RDC: le tissu industriel s’élargit avec 1 226 unités recensées contre 525 en 2017

Photo ACTUALITE.CD.

Le secteur industriel de la République démocratique du Congo connaît une progression notable du nombre d’unités en activité. Selon le rapport préliminaire du recensement des entreprises industrielles réalisé en 2025 et présenté au Conseil des ministres par le ministre d’État, ministre de l’Industrie ad intérim, Justin Kalumba Mwana Ngongo, le pays compte désormais 1 226 unités industrielles identifiées, contre 525 unités en activité en 2017, année du dernier recensement.

Cette évolution traduit, selon le gouvernement, les effets des politiques mises en œuvre depuis l'arrivée de Félix Tshisekedi à la tête de la République Démocratique du Congo en faveur du développement et de l’industrialisation du pays.

« Le recensement des entreprises industrielles en 2025 indique des progrès significatifs, passant de 525 unités en activité en 2017, année du dernier recensement, à 1 226 unités industrielles identifiées aujourd’hui », rapporte la note d’information présentée lors de la 96ᵉ réunion du Conseil des ministres, tenue vendredi 14 août 2026.

La répartition géographique des unités industrielles fait ressortir une forte concentration de l’activité dans trois provinces.

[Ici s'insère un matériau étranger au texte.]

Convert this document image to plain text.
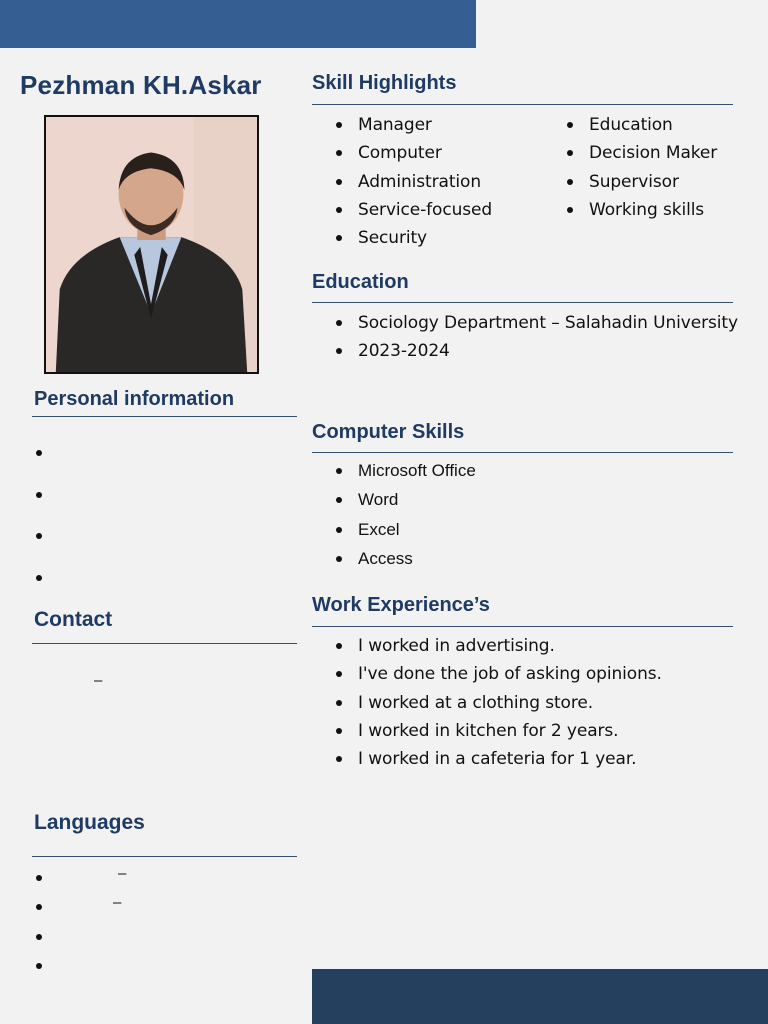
Pezhman KH.Askar	Skill Highlights
Manager
Computer
Administration
Service-focused
Security
Education
Decision Maker
Supervisor
Working skills
Education
Sociology Department – Salahadin University
2023-2024
Computer Skills
Microsoft Office
Word
Excel
Access
Work Experience’s
I worked in advertising.
I've done the job of asking opinions.
I worked at a clothing store.
I worked in kitchen for 2 years.
I worked in a cafeteria for 1 year.
Personal information
Contact
–
Languages
–
–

Kinshasa, le Haut-Katanga et le Lualaba regroupent à eux seuls plus de 54,5 % des unités industrielles en activité recensées.

Le recensement ne s’est toutefois pas limité aux entreprises en activité. Le rapport fait également état des entreprises à l’arrêt ou en situation de fermeture momentanée à travers le territoire national.

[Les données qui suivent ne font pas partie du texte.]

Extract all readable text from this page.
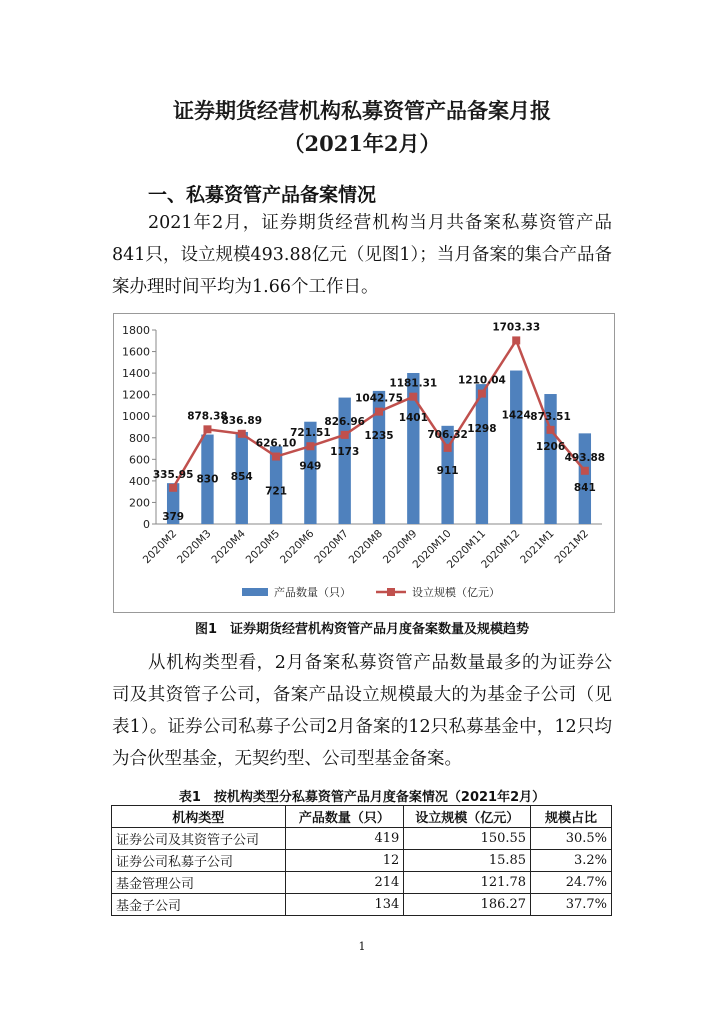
证券期货经营机构私募资管产品备案月报
（2021年2月）
一、私募资管产品备案情况
2021年2月，证券期货经营机构当月共备案私募资管产品841只，设立规模493.88亿元（见图1）；当月备案的集合产品备案办理时间平均为1.66个工作日。
0
200
400
600
800
1000
1200
1400
1600
1800
2020M2
2020M3
2020M4
2020M5
2020M6
2020M7
2020M8
2020M9
2020M10
2020M11
2020M12
2021M1
2021M2
335.95
878.38
836.89
626.10
721.51
826.96
1042.75
1181.31
706.32
1210.04
1703.33
873.51
493.88
379
830 854
721
949
1173
1235
1401
911
1298
1424
1206
841
产品数量（只）	设立规模（亿元）
图1　证券期货经营机构资管产品月度备案数量及规模趋势
从机构类型看，2月备案私募资管产品数量最多的为证券公司及其资管子公司，备案产品设立规模最大的为基金子公司（见表1）。证券公司私募子公司2月备案的12只私募基金中，12只均为合伙型基金，无契约型、公司型基金备案。
表1　按机构类型分私募资管产品月度备案情况（2021年2月）
机构类型	产品数量（只）	设立规模（亿元）	规模占比
证券公司及其资管子公司	419	150.55	30.5%
证券公司私募子公司	12	15.85	3.2%
基金管理公司	214	121.78	24.7%
基金子公司	134	186.27	37.7%
1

Cette concentration souligne le poids de ces trois pôles dans le tissu industriel congolais, notamment dans les activités liées à la transformation, à l’exploitation minière et aux services associés à l’industrie.

« Trois provinces, dont la ville-province de Kinshasa, arrivent en tête avec 264 unités, suivie du Haut-Katanga avec 188 unités et du Lualaba avec 101 unités. Le rapport épingle aussi la situation des entreprises en arrêt d’activités ou en fermeture momentanée à travers le pays. Il identifie également les différents secteurs de l’industrie », détaille le compte rendu de la réunion.

Au cours de la même présentation, le ministre d’État, ministre de l’Industrie ad intérim, a également salué le début du recouvrement des créances dues au Fonds de promotion de l’industrie (FPI). Cette dynamique fait suite à la communication du Président de la République ainsi qu’aux différentes réunions de suivi organisées sous la direction de la Première ministre, cheffe du Gouvernement.

« Les fonds ainsi mobilisés pourront être investis dans le financement d’autres projets industriels pour poursuivre l’industrialisation du pays », souligne la note d’information 

La récupération de ces créances devrait ainsi permettre au FPI de reconstituer des ressources destinées au financement de nouveaux projets industriels, dans un contexte où le gouvernement cherche à renforcer les capacités productives nationales. Selon le compte rendu de la réunion, le ministre de tutelle a recommandé la poursuite du processus de recouvrement.

Le développement de l’industrie constitue l’un des leviers majeurs de la stratégie de transformation économique de la République démocratique du Congo. Dans un pays confronté au défi de diversifier son économie et de réduire sa dépendance aux exportations de matières premières, le renforcement du tissu industriel apparaît comme une priorité pour stimuler la production locale, créer des emplois et accroître la valeur ajoutée nationale.

Toutefois, la concentration de plus de la moitié des unités industrielles dans seulement trois provinces  Kinshasa, le Haut-Katanga et le Lualaba  ainsi que l’existence d’entreprises à l’arrêt ou en fermeture momentanée montrent que des défis importants demeurent, notamment en matière de répartition territoriale de l’activité industrielle, de financement et de relance des unités en difficulté.

Cette évolution intervient parallèlement aux efforts engagés pour renforcer les mécanismes de financement de l’industrie, notamment à travers le recouvrement des créances dues au Fonds de promotion de l’industrie (FPI). La récupération de ces ressources est présentée comme un moyen de dégager de nouvelles capacités de financement en faveur des projets industriels et de soutenir la poursuite du processus d’industrialisation du pays.